The notable exception to the sci-fi rule back then had been Harry Harrison, a writer whose Stainless Steel Rat was probably my first real introduction to enjoyable science fiction. It was fun, funny, and gripping. Later, I discovered a lot of wonderful science fiction that I loved, and so perhaps I should have shed that expectation long ago–but still, teenage-me has his claws in my cranium now and then.

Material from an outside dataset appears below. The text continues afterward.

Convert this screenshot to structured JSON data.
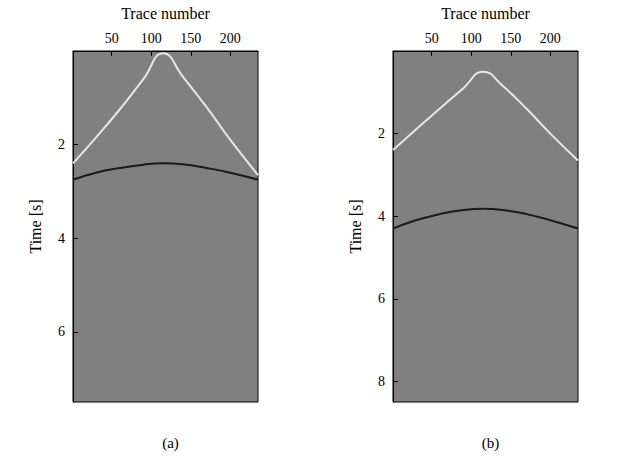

So I was pleasantly surprised to discover that Analog, far from being dry and impenetrable, was instead warm, welcoming, and wonderfully well written. A tale by the wonderfully named Bud Sparhawk — who I can’t believe I haven’t heard of until now — particularly caught me, with a wonderful double-edged style that played parodies of two completely different cultural concepts off each other. The style reminded me more of Harrison than anyone else I’ve ever read, and I’m going to be seeking out both more of his work, and more issues of Analog.
To this day, some sci-fi magazines and authors still aren’t for me — I still find some of them too dry and too serious. But Analog is not one of them, and nor is Bud Sparhawk. And god, as a writer, wouldn’t you love to have been born with a surname like that?